Jallrich
Jallrich

Reputation: 469

abstract List<T>.Add not working on base constructor

I have a simple class which overrides a list getter with predefined values, but, when calling the add method on the base constructor, it doesn't add the new value.

This is my code showing the error:

using System.Collections.Generic;
using NUnit.Framework;

public class SimpleTest
{
    [Test]
    public void Test()
    {
        var child = new ChildClass();
        Assert.AreEqual(4, child.myList.Count);
    }

    private abstract class MyBaseClass
    {
        public abstract List<string> myList { get; }

        public MyBaseClass(string addThis)
        {
            myList.Add(addThis);
        }
    }

    private class ChildClass : MyBaseClass
    {
        public override List<string> myList => new List<string> { "one", "two", "three" };

        public ChildClass() : base("four")
        {
            myList.Add("dsada");
        }
    }
}

Why is this caused? By not having a setter the list can't be replaced by a different one but the Add method should still work for this case.

Upvotes: 2

Views: 151

Answers (2)

MakePeaceGreatAgain
MakePeaceGreatAgain

Reputation: 37050

When you write public override List<string> myList => new List<string> { "one", "two", "three" }; this is just a short-cut for the following:

public override List<string> myList { get { return new List<string> { "one", "two", "three" }; }

So you´re allways returning a completely new list.

Use this instead:

public override List<string> myList { get; } = new List<string> { "one", "two", "three" };

which will just set the initial value once for your property.

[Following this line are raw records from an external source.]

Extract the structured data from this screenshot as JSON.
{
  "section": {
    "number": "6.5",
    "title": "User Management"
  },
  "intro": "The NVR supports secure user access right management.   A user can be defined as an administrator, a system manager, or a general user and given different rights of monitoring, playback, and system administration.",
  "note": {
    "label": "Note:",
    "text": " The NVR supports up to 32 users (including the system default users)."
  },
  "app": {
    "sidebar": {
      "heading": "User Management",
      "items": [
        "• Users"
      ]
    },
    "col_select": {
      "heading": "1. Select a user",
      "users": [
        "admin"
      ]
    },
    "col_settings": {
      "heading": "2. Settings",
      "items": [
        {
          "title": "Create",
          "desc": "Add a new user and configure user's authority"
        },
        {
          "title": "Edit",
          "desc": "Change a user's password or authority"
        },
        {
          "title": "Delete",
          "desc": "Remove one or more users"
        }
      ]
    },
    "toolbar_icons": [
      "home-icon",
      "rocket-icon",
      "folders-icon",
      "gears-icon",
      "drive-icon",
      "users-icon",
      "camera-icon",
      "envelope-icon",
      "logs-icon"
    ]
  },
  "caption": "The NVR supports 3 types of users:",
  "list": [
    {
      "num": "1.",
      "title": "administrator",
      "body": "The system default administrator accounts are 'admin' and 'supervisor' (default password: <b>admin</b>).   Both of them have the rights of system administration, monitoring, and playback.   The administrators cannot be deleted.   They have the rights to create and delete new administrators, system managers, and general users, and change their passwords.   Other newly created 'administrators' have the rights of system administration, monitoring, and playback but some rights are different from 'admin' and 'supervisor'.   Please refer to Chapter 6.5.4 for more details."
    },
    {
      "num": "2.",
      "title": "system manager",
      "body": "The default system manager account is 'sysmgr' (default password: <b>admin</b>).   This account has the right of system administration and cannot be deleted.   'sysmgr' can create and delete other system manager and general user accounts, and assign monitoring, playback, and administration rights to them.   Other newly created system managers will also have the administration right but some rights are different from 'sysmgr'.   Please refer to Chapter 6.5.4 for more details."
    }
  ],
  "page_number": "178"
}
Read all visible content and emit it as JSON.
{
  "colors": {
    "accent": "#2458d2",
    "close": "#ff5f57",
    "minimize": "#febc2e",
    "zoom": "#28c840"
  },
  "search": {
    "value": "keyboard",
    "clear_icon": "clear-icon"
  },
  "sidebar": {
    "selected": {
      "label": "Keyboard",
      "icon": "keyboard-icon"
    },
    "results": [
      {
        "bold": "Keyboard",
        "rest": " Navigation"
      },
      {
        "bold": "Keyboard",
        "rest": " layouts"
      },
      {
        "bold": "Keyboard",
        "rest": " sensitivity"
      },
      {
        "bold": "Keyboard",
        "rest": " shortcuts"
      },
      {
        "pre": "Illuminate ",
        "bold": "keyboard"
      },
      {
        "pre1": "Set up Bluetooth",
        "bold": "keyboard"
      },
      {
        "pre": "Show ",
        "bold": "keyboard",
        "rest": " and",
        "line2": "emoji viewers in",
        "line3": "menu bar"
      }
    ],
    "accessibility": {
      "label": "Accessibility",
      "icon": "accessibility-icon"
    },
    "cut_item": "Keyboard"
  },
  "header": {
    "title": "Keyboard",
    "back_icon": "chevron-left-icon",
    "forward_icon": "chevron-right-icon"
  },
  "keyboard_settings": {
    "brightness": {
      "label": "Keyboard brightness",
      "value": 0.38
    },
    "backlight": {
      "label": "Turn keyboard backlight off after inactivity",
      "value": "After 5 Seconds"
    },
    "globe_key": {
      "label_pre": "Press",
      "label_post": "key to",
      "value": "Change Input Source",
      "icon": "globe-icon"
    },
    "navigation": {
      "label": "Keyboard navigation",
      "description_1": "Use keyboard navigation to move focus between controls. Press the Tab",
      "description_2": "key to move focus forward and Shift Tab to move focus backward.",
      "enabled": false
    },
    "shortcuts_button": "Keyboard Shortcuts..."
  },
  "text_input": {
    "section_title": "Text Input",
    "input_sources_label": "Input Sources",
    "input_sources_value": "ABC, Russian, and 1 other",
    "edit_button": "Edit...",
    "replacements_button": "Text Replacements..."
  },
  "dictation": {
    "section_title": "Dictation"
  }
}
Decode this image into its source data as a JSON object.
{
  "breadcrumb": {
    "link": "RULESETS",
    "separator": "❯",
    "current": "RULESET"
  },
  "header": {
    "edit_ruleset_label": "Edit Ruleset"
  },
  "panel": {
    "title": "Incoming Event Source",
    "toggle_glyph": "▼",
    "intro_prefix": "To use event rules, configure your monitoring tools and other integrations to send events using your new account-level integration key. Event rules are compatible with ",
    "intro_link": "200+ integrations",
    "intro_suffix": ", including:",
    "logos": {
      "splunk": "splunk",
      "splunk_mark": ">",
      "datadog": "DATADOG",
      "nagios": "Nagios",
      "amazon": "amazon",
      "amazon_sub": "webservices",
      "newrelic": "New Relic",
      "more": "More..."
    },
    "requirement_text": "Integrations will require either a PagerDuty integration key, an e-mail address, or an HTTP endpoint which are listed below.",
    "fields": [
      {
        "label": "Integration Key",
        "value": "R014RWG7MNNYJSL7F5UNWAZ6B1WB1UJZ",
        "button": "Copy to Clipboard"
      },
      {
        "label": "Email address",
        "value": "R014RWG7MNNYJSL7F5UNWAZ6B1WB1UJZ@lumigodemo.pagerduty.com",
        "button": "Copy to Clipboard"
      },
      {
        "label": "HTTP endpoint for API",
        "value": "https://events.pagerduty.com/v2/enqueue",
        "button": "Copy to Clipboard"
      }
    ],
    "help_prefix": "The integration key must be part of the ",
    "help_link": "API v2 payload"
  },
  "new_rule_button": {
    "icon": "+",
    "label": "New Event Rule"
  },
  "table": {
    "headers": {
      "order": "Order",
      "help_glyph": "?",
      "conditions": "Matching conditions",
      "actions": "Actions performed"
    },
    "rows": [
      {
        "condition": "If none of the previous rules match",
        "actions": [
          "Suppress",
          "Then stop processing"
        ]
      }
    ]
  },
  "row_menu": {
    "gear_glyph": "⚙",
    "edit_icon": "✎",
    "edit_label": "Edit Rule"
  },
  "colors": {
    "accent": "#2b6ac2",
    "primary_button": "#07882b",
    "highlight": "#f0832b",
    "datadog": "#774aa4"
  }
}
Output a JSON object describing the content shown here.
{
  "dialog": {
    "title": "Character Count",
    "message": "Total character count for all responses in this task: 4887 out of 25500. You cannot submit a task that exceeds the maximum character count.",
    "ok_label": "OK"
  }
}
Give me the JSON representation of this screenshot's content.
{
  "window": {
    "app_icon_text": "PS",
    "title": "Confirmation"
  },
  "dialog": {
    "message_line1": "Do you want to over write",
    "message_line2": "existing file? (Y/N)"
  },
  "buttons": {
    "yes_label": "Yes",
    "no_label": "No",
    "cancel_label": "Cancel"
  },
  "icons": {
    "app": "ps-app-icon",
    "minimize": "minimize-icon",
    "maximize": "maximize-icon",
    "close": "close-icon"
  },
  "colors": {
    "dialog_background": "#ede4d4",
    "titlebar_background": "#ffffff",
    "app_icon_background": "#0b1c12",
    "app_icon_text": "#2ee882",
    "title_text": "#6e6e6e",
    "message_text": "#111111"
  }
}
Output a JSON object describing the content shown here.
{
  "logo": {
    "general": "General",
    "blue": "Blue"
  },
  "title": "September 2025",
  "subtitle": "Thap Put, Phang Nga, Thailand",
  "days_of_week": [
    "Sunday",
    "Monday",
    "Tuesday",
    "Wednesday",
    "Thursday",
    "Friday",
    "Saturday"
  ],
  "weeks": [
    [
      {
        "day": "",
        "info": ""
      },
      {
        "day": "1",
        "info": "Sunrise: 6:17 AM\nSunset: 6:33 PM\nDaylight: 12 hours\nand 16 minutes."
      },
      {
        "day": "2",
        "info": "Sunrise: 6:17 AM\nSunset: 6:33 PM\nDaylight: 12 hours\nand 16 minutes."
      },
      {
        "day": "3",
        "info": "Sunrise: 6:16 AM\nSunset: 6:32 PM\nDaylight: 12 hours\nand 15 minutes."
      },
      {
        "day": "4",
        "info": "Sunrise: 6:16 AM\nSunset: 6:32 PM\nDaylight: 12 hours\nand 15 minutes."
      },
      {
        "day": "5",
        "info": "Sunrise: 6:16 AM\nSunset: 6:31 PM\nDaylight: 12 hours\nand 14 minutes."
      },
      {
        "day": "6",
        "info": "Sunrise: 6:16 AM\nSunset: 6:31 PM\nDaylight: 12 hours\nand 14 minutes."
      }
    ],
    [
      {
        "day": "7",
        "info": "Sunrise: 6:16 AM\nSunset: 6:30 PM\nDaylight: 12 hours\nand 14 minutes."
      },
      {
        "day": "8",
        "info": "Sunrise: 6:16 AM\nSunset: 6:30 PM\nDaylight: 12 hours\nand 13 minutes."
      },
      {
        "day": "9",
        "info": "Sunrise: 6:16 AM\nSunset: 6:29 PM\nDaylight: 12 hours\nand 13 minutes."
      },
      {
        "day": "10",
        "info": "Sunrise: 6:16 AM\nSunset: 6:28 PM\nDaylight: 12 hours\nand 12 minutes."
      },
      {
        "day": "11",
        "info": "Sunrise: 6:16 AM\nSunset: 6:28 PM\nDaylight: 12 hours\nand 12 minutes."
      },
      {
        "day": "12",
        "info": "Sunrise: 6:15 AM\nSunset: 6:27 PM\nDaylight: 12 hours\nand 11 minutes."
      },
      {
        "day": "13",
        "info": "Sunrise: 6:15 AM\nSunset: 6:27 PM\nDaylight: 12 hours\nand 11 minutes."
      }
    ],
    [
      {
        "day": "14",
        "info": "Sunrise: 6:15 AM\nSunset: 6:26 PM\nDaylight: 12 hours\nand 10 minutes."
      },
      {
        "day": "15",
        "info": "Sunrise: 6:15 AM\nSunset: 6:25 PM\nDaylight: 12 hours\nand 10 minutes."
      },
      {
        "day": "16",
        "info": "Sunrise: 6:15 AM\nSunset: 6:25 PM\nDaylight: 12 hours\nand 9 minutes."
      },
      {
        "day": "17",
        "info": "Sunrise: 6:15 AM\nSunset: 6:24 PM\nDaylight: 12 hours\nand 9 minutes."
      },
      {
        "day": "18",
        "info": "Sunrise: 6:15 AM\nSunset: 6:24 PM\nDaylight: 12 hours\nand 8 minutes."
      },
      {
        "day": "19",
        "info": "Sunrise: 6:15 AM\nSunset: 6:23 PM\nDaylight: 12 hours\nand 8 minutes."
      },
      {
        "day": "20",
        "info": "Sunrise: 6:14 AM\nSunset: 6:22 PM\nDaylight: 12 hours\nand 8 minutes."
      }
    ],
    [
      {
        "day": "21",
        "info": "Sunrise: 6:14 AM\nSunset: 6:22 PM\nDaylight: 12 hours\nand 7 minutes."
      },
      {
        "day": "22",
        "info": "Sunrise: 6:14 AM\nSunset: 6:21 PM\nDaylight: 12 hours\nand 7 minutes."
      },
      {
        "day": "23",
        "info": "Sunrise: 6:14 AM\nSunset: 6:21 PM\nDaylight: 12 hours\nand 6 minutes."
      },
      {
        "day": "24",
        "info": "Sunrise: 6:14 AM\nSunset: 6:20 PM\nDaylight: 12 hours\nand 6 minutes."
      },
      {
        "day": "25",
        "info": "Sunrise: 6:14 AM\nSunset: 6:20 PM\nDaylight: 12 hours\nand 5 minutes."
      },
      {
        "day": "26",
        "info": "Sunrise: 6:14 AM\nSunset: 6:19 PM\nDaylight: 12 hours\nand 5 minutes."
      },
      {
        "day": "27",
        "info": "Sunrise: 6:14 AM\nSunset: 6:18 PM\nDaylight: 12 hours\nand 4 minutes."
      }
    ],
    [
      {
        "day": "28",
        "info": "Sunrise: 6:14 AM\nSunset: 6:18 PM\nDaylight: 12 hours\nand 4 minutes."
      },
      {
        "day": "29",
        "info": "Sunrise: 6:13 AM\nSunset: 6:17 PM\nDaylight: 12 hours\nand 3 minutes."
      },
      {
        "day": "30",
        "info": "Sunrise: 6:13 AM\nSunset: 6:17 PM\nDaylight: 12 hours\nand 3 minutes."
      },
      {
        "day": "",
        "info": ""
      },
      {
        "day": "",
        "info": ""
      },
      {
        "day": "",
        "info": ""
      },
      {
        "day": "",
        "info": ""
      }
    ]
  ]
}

Alternativly use a backing-field:

private readonly List<string> _myList = new List<string> { "one", "two", "three" };
public override List<string> myList => _myList;

Upvotes: 3

Nico Schertler
Nico Schertler

Reputation: 32627

public override List<string> myList => new List<string> { "one", "two", "three" };

You are always returning a new list when you call the getter. Either create a field that stores the list and return that one or use an auto-implemented property, which you fill in the constructor.